The memorial lists the four names and their last days of service, known as their “end of watch” dates.
Dixon’s name is included along with Deputy William Jefferson Dorsey, Sheriff Ferd Bryan and Deputy James Timothy White.
“If you walk through Sheriff’s Office facilities, you may see tributes to each of these public servants individually,” Sheriff Gerald Couch said in a statement. “Until now, there hasn’t been one publicly visible memorial for them all. While I pray this community never has to add another name to it, the stone stands to honor the life and service of each officer who made the ultimate sacrifice. We will never forget.”
Dixon, 28, died July 8, 2019, after pursuing four men in an allegedly stolen vehicle on Jesse Jewell Parkway in Gainesville, according to the Georgia Bureau of Investigation.
Dixon and another deputy reached the suspects on Highland Avenue. Dixon was shot one time in an exchange of gunfire, according to the GBI.
Four men have been charged with murder, and their case is still pending.
Dorsey was dispatched Feb. 25, 1920, to the Gainesville Mill to break up a fight. While trying to arrest two men, he was shot in the stomach.
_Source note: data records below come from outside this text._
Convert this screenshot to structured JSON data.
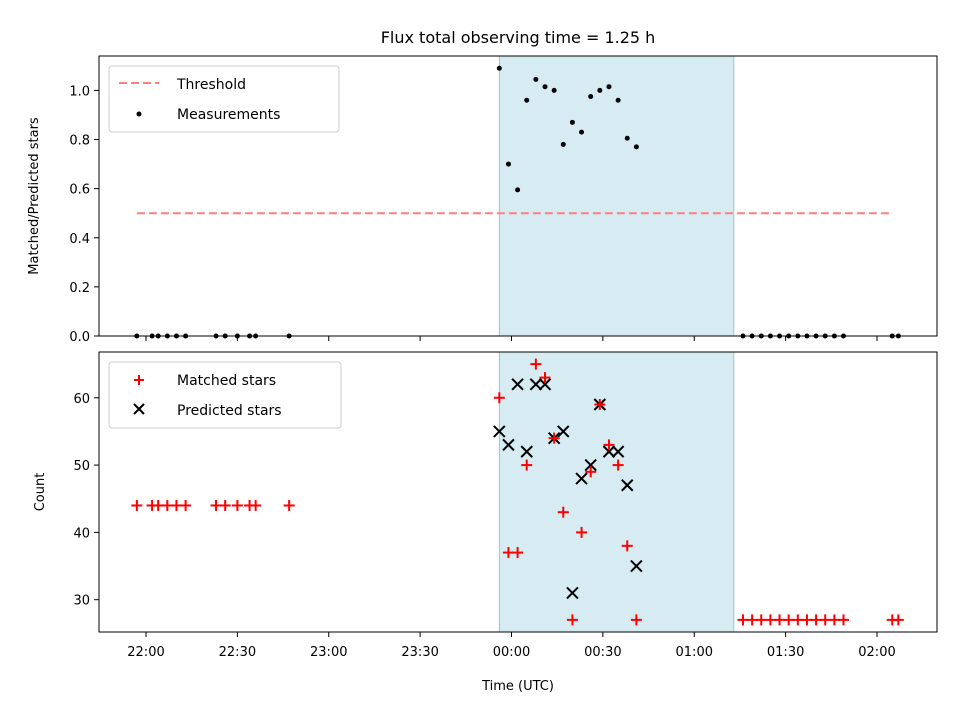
{
  "chart_data": [
    {
      "type": "scatter",
      "title": "Flux total observing time = 1.25 h",
      "ylabel": "Matched/Predicted stars",
      "xlabel": "",
      "ylim": [
        0,
        1.14
      ],
      "yticks": [
        "0.0",
        "0.2",
        "0.4",
        "0.6",
        "0.8",
        "1.0"
      ],
      "shaded_range": [
        "23:56",
        "01:13"
      ],
      "legend": {
        "placement": "top-left"
      },
      "threshold": {
        "name": "Threshold",
        "value": 0.5,
        "x_range": [
          "21:57",
          "02:05"
        ],
        "color": "#ff7f7f",
        "style": "dashed"
      },
      "series": [
        {
          "name": "Measurements",
          "marker": "dot",
          "color": "#000000",
          "points": [
            [
              "21:57",
              0.0
            ],
            [
              "22:02",
              0.0
            ],
            [
              "22:04",
              0.0
            ],
            [
              "22:07",
              0.0
            ],
            [
              "22:10",
              0.0
            ],
            [
              "22:13",
              0.0
            ],
            [
              "22:23",
              0.0
            ],
            [
              "22:26",
              0.0
            ],
            [
              "22:30",
              0.0
            ],
            [
              "22:34",
              0.0
            ],
            [
              "22:36",
              0.0
            ],
            [
              "22:47",
              0.0
            ],
            [
              "23:56",
              1.09
            ],
            [
              "23:59",
              0.7
            ],
            [
              "00:02",
              0.595
            ],
            [
              "00:05",
              0.96
            ],
            [
              "00:08",
              1.045
            ],
            [
              "00:11",
              1.015
            ],
            [
              "00:14",
              1.0
            ],
            [
              "00:17",
              0.78
            ],
            [
              "00:20",
              0.87
            ],
            [
              "00:23",
              0.83
            ],
            [
              "00:26",
              0.975
            ],
            [
              "00:29",
              1.0
            ],
            [
              "00:32",
              1.015
            ],
            [
              "00:35",
              0.96
            ],
            [
              "00:38",
              0.805
            ],
            [
              "00:41",
              0.77
            ],
            [
              "01:16",
              0.0
            ],
            [
              "01:19",
              0.0
            ],
            [
              "01:22",
              0.0
            ],
            [
              "01:25",
              0.0
            ],
            [
              "01:28",
              0.0
            ],
            [
              "01:31",
              0.0
            ],
            [
              "01:34",
              0.0
            ],
            [
              "01:37",
              0.0
            ],
            [
              "01:40",
              0.0
            ],
            [
              "01:43",
              0.0
            ],
            [
              "01:46",
              0.0
            ],
            [
              "01:49",
              0.0
            ],
            [
              "02:05",
              0.0
            ],
            [
              "02:07",
              0.0
            ]
          ]
        }
      ]
    },
    {
      "type": "scatter",
      "title": "",
      "ylabel": "Count",
      "xlabel": "Time (UTC)",
      "ylim": [
        25.2,
        66.8
      ],
      "yticks": [
        "30",
        "40",
        "50",
        "60"
      ],
      "xticks": [
        "22:00",
        "22:30",
        "23:00",
        "23:30",
        "00:00",
        "00:30",
        "01:00",
        "01:30",
        "02:00"
      ],
      "shaded_range": [
        "23:56",
        "01:13"
      ],
      "legend": {
        "placement": "top-left"
      },
      "series": [
        {
          "name": "Matched stars",
          "marker": "plus",
          "color": "#ff0000",
          "points": [
            [
              "21:57",
              44
            ],
            [
              "22:02",
              44
            ],
            [
              "22:04",
              44
            ],
            [
              "22:07",
              44
            ],
            [
              "22:10",
              44
            ],
            [
              "22:13",
              44
            ],
            [
              "22:23",
              44
            ],
            [
              "22:26",
              44
            ],
            [
              "22:30",
              44
            ],
            [
              "22:34",
              44
            ],
            [
              "22:36",
              44
            ],
            [
              "22:47",
              44
            ],
            [
              "23:56",
              60
            ],
            [
              "23:59",
              37
            ],
            [
              "00:02",
              37
            ],
            [
              "00:05",
              50
            ],
            [
              "00:08",
              65
            ],
            [
              "00:11",
              63
            ],
            [
              "00:14",
              54
            ],
            [
              "00:17",
              43
            ],
            [
              "00:20",
              27
            ],
            [
              "00:23",
              40
            ],
            [
              "00:26",
              49
            ],
            [
              "00:29",
              59
            ],
            [
              "00:32",
              53
            ],
            [
              "00:35",
              50
            ],
            [
              "00:38",
              38
            ],
            [
              "00:41",
              27
            ],
            [
              "01:16",
              27
            ],
            [
              "01:19",
              27
            ],
            [
              "01:22",
              27
            ],
            [
              "01:25",
              27
            ],
            [
              "01:28",
              27
            ],
            [
              "01:31",
              27
            ],
            [
              "01:34",
              27
            ],
            [
              "01:37",
              27
            ],
            [
              "01:40",
              27
            ],
            [
              "01:43",
              27
            ],
            [
              "01:46",
              27
            ],
            [
              "01:49",
              27
            ],
            [
              "02:05",
              27
            ],
            [
              "02:07",
              27
            ]
          ]
        },
        {
          "name": "Predicted stars",
          "marker": "x",
          "color": "#000000",
          "points": [
            [
              "23:56",
              55
            ],
            [
              "23:59",
              53
            ],
            [
              "00:02",
              62
            ],
            [
              "00:05",
              52
            ],
            [
              "00:08",
              62
            ],
            [
              "00:11",
              62
            ],
            [
              "00:14",
              54
            ],
            [
              "00:17",
              55
            ],
            [
              "00:20",
              31
            ],
            [
              "00:23",
              48
            ],
            [
              "00:26",
              50
            ],
            [
              "00:29",
              59
            ],
            [
              "00:32",
              52
            ],
            [
              "00:35",
              52
            ],
            [
              "00:38",
              47
            ],
            [
              "00:41",
              35
            ]
          ]
        }
      ]
    }
  ]
}
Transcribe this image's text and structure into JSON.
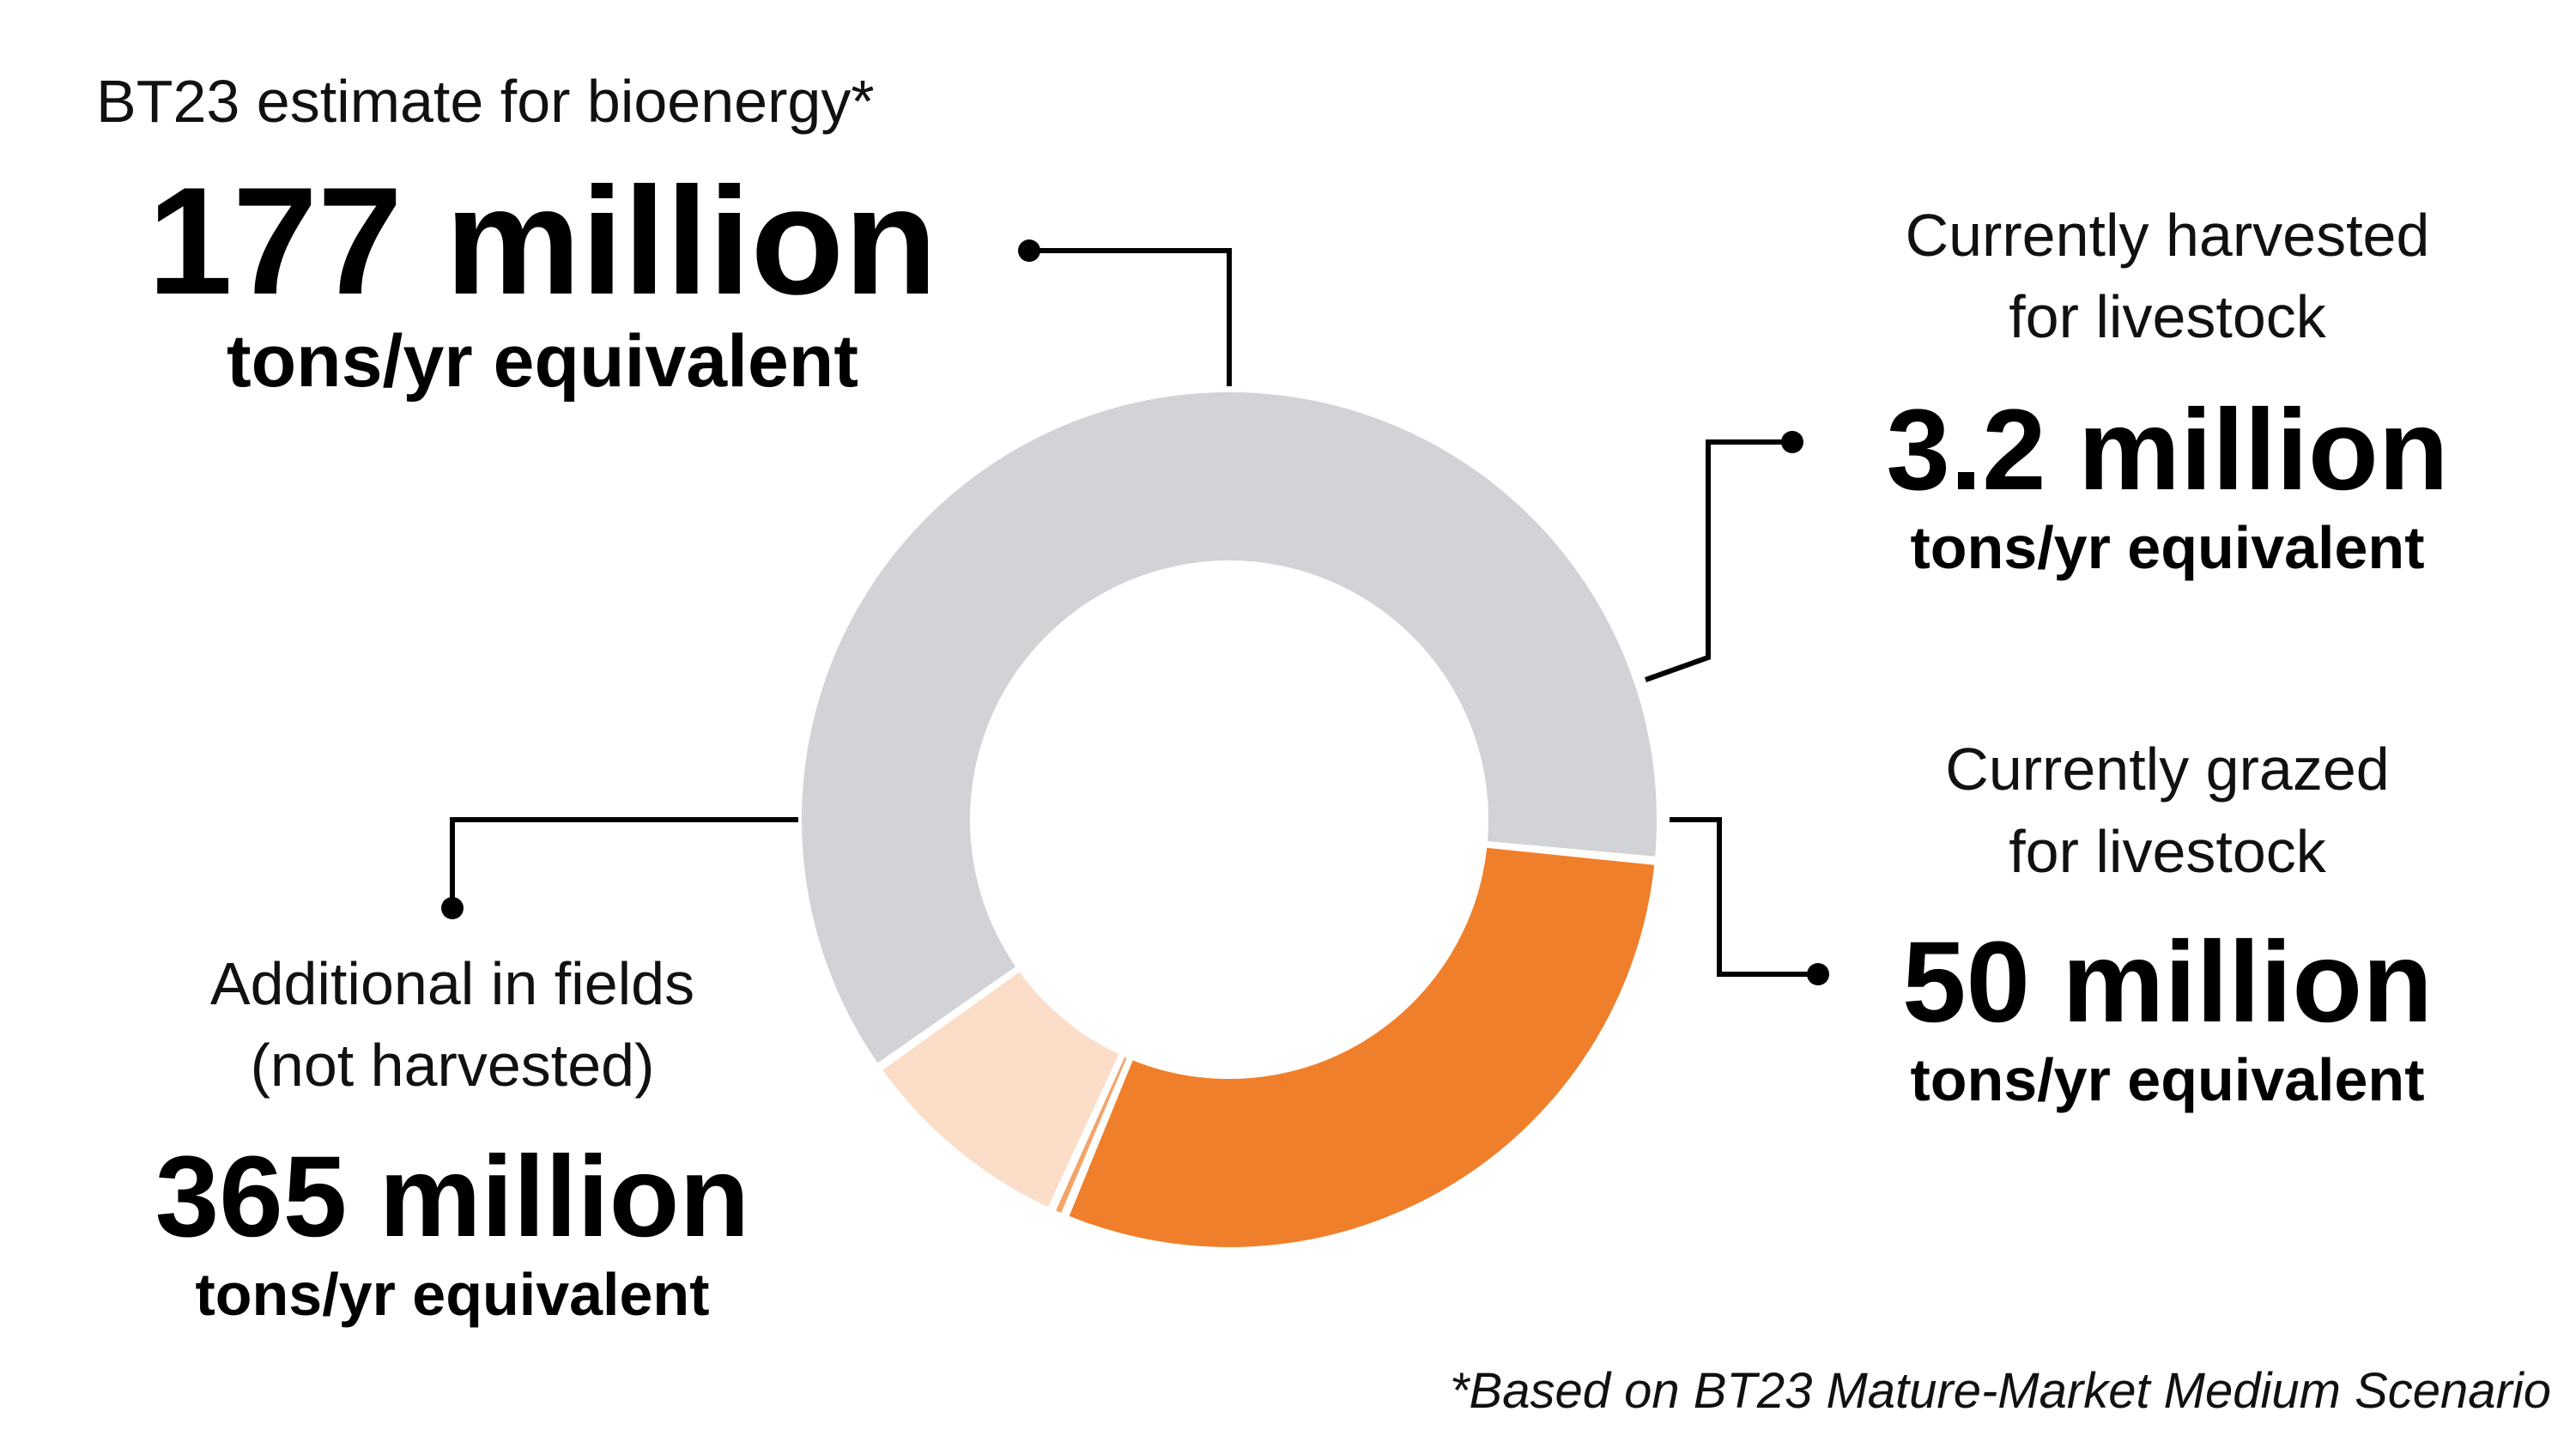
{
  "chart_data": {
    "type": "pie",
    "variant": "donut",
    "series": [
      {
        "caption_lines": [
          "BT23 estimate for bioenergy*"
        ],
        "value_label": "177 million",
        "unit_label": "tons/yr equivalent",
        "value": 177,
        "color": "#F07F2B"
      },
      {
        "caption_lines": [
          "Currently harvested",
          "for livestock"
        ],
        "value_label": "3.2 million",
        "unit_label": "tons/yr equivalent",
        "value": 3.2,
        "color": "#F4A369"
      },
      {
        "caption_lines": [
          "Currently grazed",
          "for livestock"
        ],
        "value_label": "50 million",
        "unit_label": "tons/yr equivalent",
        "value": 50,
        "color": "#FBDDC8"
      },
      {
        "caption_lines": [
          "Additional in fields",
          "(not harvested)"
        ],
        "value_label": "365 million",
        "unit_label": "tons/yr equivalent",
        "value": 365,
        "color": "#D1D3D6"
      }
    ],
    "footnote": "*Based on BT23 Mature-Market Medium Scenario"
  }
}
Dorsey died the next day and was buried at Lebanon United Methodist Church.
Bryan died of a heart attack May 6, 1950, during a struggle, where he was trying to arrest someone in Flowery Branch, according to the Sheriff’s Office.
White died Oct. 3, 2005, two days after a traffic incident on Ledan Road while responding to a 911 call, according to the Sheriff’s Office.
The memorial also has a quote from Matthew 5:9, “Blessed are the peacemakers: for they shall be called children of God.